Elle est toujours impeccablement vêtue, coiffée, maquillée. Après vous avoir fait asseoir elle s'installera dans son fauteuil, jambes croisées haut, collant de résille et escarpins rouges à talons aiguilles.

Elle aime parler de son quartier, très visité, très cosmopolite, de ce qui s'y passe et que les touristes ne peuvent deviner.
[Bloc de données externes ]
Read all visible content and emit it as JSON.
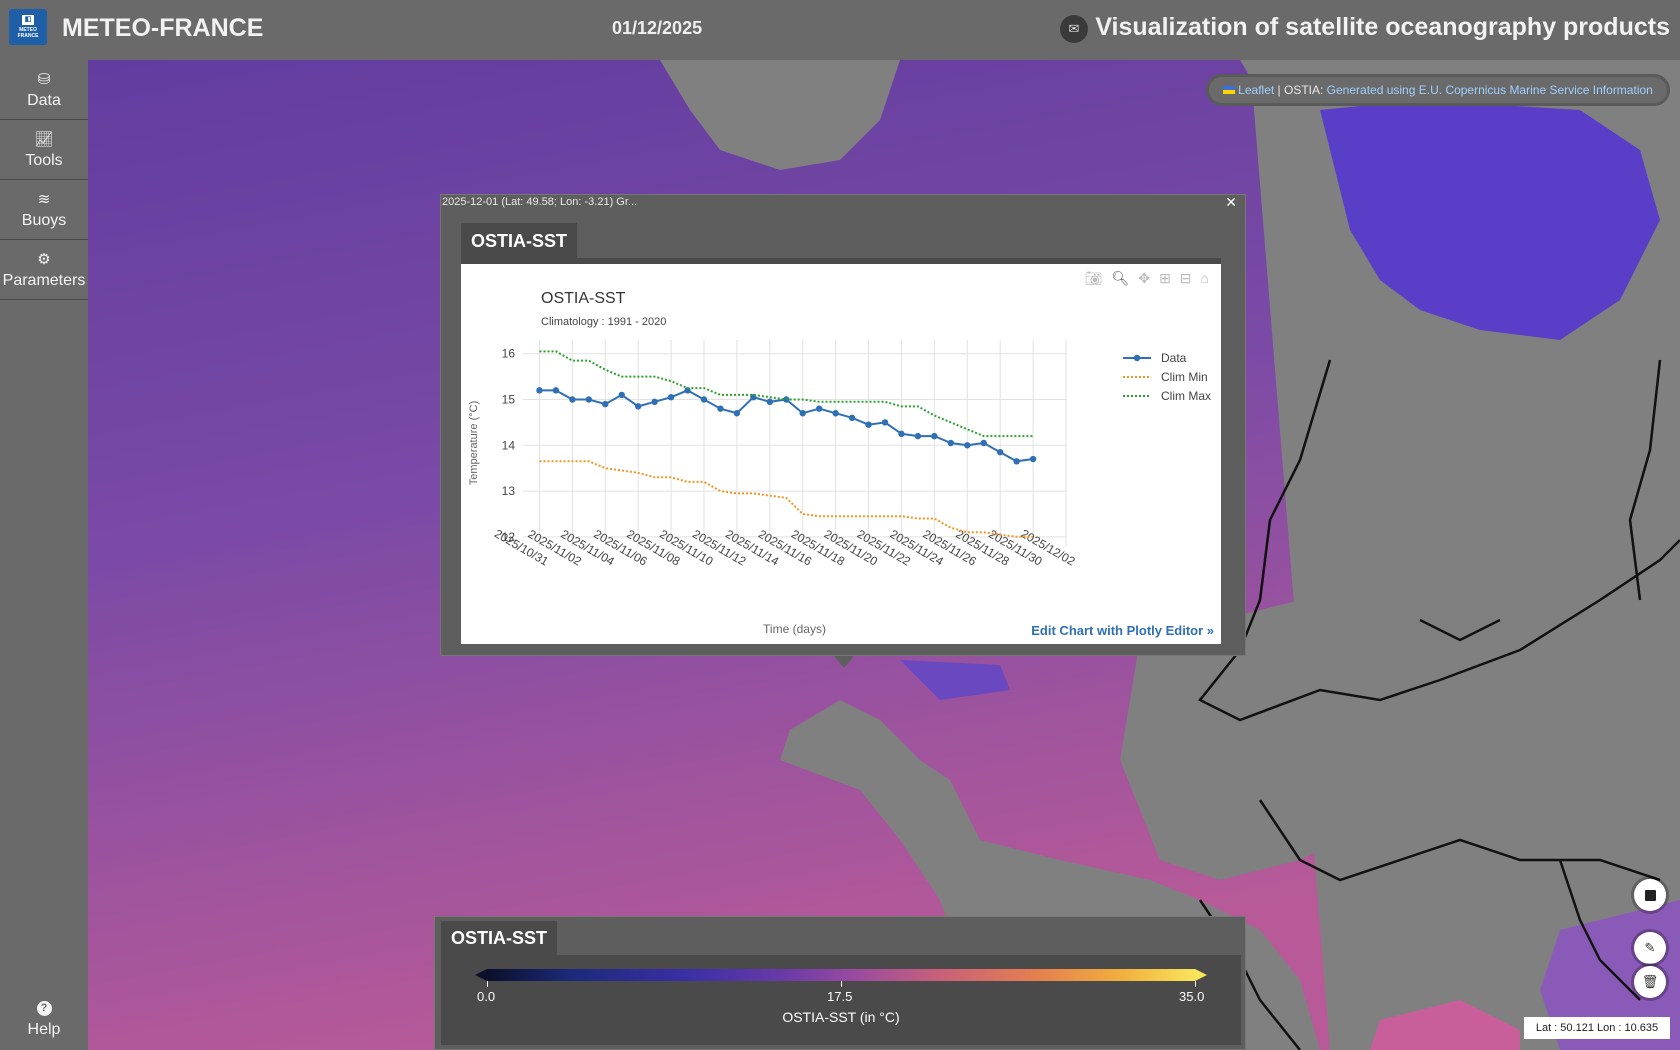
{
  "header": {
    "logo_text": "METEO FRANCE",
    "brand": "METEO-FRANCE",
    "date": "01/12/2025",
    "title": "Visualization of satellite oceanography products"
  },
  "sidebar": {
    "items": [
      {
        "label": "Data",
        "icon": "database-icon"
      },
      {
        "label": "Tools",
        "icon": "line-chart-icon"
      },
      {
        "label": "Buoys",
        "icon": "waves-icon"
      },
      {
        "label": "Parameters",
        "icon": "gear-icon"
      }
    ],
    "help_label": "Help"
  },
  "attribution": {
    "leaflet": "Leaflet",
    "sep": " | OSTIA: ",
    "source": "Generated using E.U. Copernicus Marine Service Information"
  },
  "popup": {
    "title": "2025-12-01 (Lat: 49.58; Lon: -3.21) Gr...",
    "tab": "OSTIA-SST",
    "edit_link": "Edit Chart with Plotly Editor »"
  },
  "chart_data": {
    "type": "line",
    "title": "OSTIA-SST",
    "subtitle": "Climatology : 1991 - 2020",
    "xlabel": "Time (days)",
    "ylabel": "Temperature (°C)",
    "ylim": [
      11.8,
      16.3
    ],
    "xlim": [
      "2025-10-30",
      "2025-12-02"
    ],
    "yticks": [
      12,
      13,
      14,
      15,
      16
    ],
    "xticks": [
      "2025/10/31",
      "2025/11/02",
      "2025/11/04",
      "2025/11/06",
      "2025/11/08",
      "2025/11/10",
      "2025/11/12",
      "2025/11/14",
      "2025/11/16",
      "2025/11/18",
      "2025/11/20",
      "2025/11/22",
      "2025/11/24",
      "2025/11/26",
      "2025/11/28",
      "2025/11/30",
      "2025/12/02"
    ],
    "legend_position": "top-right",
    "grid": true,
    "x": [
      "2025-10-31",
      "2025-11-01",
      "2025-11-02",
      "2025-11-03",
      "2025-11-04",
      "2025-11-05",
      "2025-11-06",
      "2025-11-07",
      "2025-11-08",
      "2025-11-09",
      "2025-11-10",
      "2025-11-11",
      "2025-11-12",
      "2025-11-13",
      "2025-11-14",
      "2025-11-15",
      "2025-11-16",
      "2025-11-17",
      "2025-11-18",
      "2025-11-19",
      "2025-11-20",
      "2025-11-21",
      "2025-11-22",
      "2025-11-23",
      "2025-11-24",
      "2025-11-25",
      "2025-11-26",
      "2025-11-27",
      "2025-11-28",
      "2025-11-29",
      "2025-11-30"
    ],
    "series": [
      {
        "name": "Data",
        "color": "#2f6fb5",
        "style": "solid-markers",
        "values": [
          15.2,
          15.2,
          15.0,
          15.0,
          14.9,
          15.1,
          14.85,
          14.95,
          15.05,
          15.2,
          15.0,
          14.8,
          14.7,
          15.05,
          14.95,
          15.0,
          14.7,
          14.8,
          14.7,
          14.6,
          14.45,
          14.5,
          14.25,
          14.2,
          14.2,
          14.05,
          14.0,
          14.05,
          13.85,
          13.65,
          13.7
        ]
      },
      {
        "name": "Clim Min",
        "color": "#f0951f",
        "style": "dotted",
        "values": [
          13.65,
          13.65,
          13.65,
          13.65,
          13.5,
          13.45,
          13.4,
          13.3,
          13.3,
          13.2,
          13.2,
          13.0,
          12.95,
          12.95,
          12.9,
          12.85,
          12.5,
          12.45,
          12.45,
          12.45,
          12.45,
          12.45,
          12.45,
          12.4,
          12.4,
          12.2,
          12.1,
          12.1,
          12.05,
          12.0,
          12.0
        ]
      },
      {
        "name": "Clim Max",
        "color": "#2ca02c",
        "style": "dotted",
        "values": [
          16.05,
          16.05,
          15.85,
          15.85,
          15.65,
          15.5,
          15.5,
          15.5,
          15.4,
          15.25,
          15.25,
          15.1,
          15.1,
          15.1,
          15.05,
          15.0,
          15.0,
          14.95,
          14.95,
          14.95,
          14.95,
          14.95,
          14.85,
          14.85,
          14.65,
          14.5,
          14.35,
          14.2,
          14.2,
          14.2,
          14.2
        ]
      }
    ]
  },
  "colorbar": {
    "tab": "OSTIA-SST",
    "min_label": "0.0",
    "mid_label": "17.5",
    "max_label": "35.0",
    "title": "OSTIA-SST (in °C)"
  },
  "coords": "Lat : 50.121 Lon : 10.635"
}
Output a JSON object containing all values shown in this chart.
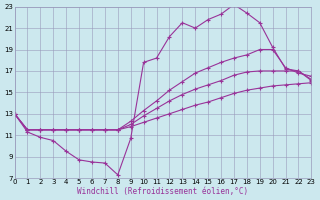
{
  "xlabel": "Windchill (Refroidissement éolien,°C)",
  "xlim": [
    0,
    23
  ],
  "ylim": [
    7,
    23
  ],
  "yticks": [
    7,
    9,
    11,
    13,
    15,
    17,
    19,
    21,
    23
  ],
  "xticks": [
    0,
    1,
    2,
    3,
    4,
    5,
    6,
    7,
    8,
    9,
    10,
    11,
    12,
    13,
    14,
    15,
    16,
    17,
    18,
    19,
    20,
    21,
    22,
    23
  ],
  "background_color": "#cce8ee",
  "grid_color": "#9999bb",
  "line_color": "#993399",
  "lines": [
    {
      "x": [
        0,
        1,
        2,
        3,
        4,
        5,
        6,
        7,
        8,
        9,
        10,
        11,
        12,
        13,
        14,
        15,
        16,
        17,
        18,
        19,
        20,
        21,
        22,
        23
      ],
      "y": [
        13,
        11.3,
        10.8,
        10.5,
        9.5,
        8.7,
        8.5,
        8.4,
        7.3,
        10.7,
        17.8,
        18.2,
        20.2,
        21.5,
        21.0,
        21.8,
        22.3,
        23.2,
        22.4,
        21.5,
        19.2,
        17.2,
        17.0,
        16.2
      ]
    },
    {
      "x": [
        0,
        1,
        2,
        3,
        4,
        5,
        6,
        7,
        8,
        9,
        10,
        11,
        12,
        13,
        14,
        15,
        16,
        17,
        18,
        19,
        20,
        21,
        22,
        23
      ],
      "y": [
        13,
        11.5,
        11.5,
        11.5,
        11.5,
        11.5,
        11.5,
        11.5,
        11.5,
        12.3,
        13.3,
        14.2,
        15.2,
        16.0,
        16.8,
        17.3,
        17.8,
        18.2,
        18.5,
        19.0,
        19.0,
        17.3,
        16.8,
        16.5
      ]
    },
    {
      "x": [
        0,
        1,
        2,
        3,
        4,
        5,
        6,
        7,
        8,
        9,
        10,
        11,
        12,
        13,
        14,
        15,
        16,
        17,
        18,
        19,
        20,
        21,
        22,
        23
      ],
      "y": [
        13,
        11.5,
        11.5,
        11.5,
        11.5,
        11.5,
        11.5,
        11.5,
        11.5,
        12.0,
        12.8,
        13.5,
        14.2,
        14.8,
        15.3,
        15.7,
        16.1,
        16.6,
        16.9,
        17.0,
        17.0,
        17.0,
        17.0,
        16.1
      ]
    },
    {
      "x": [
        0,
        1,
        2,
        3,
        4,
        5,
        6,
        7,
        8,
        9,
        10,
        11,
        12,
        13,
        14,
        15,
        16,
        17,
        18,
        19,
        20,
        21,
        22,
        23
      ],
      "y": [
        13,
        11.5,
        11.5,
        11.5,
        11.5,
        11.5,
        11.5,
        11.5,
        11.5,
        11.8,
        12.2,
        12.6,
        13.0,
        13.4,
        13.8,
        14.1,
        14.5,
        14.9,
        15.2,
        15.4,
        15.6,
        15.7,
        15.8,
        15.9
      ]
    }
  ]
}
Mais attention, il y a des sujets interdits, son enfance surtout, elle met alors rapidement fin à l'entretien.

Elle reçoit volontiers les familles, les couples de tous ages, les femmes seules ou en groupe, mais jamais les hommes seuls. C'est inscrit sur une pancarte sur son guéridon : »Ne reçois pas les hommes seuls ». Elle a eu de mauvaises expériences, elle craint qu'on se méprenne sur son activité.


Eugénie Lerayer
La Boussac Ille et Vilaine

Si vous visitez le Mont St Michel, prévoyez une heure de plus, elle habite à deux pas dans la ferme familiale qu'elle tient seule depuis la mort de son mari.

Bien en chair, chignon blanc, blouse qu'on ne trouve que sur les marchés de la région, mais pas de coiffe bretonne, elle n'en n'a jamais porté, elle est trop jeune, elle vous le dira.

Elle parle beaucoup, de sa famille, nombreuse, de la vie du village, avant, maintenant. Mais vous ne comprendrez pas tout, elle a un accent tellement prononcé que certains mots vous échapperont, ne la faites surtout pas répéter, ça la vexerait. Elle ne parle pas breton, en Ille et Vilaine on n'a jamais parlé breton, mais patois, et elle mêle quelques expressions à la conversation.

Quelque soit l'heure de votre visite de 9h du matin au soir, elle ouvrira une bouteille de Bordeaux et vous servira dans des verres Duralex. Vous n'aurez pas le choix de refuser (sauf pour les enfants).

Et si vous lui plaisez, si vous lui plaisez vraiment, elle vous fera traverser la cour de la ferme, très fleurie, vous emmènera dans le pré le plus proche pour aller voir ses moutons à tête noire, et l'été ses agneaux nouveaux. Elle vous tendra une bouteille pleine de lait dont le goulot sera surmonté d'une tétine en caoutchouc et vous montrera comment faire téter un agneau. Si vous avez suivi la visite jusque là vous repartirez avec un souvenir impérissable.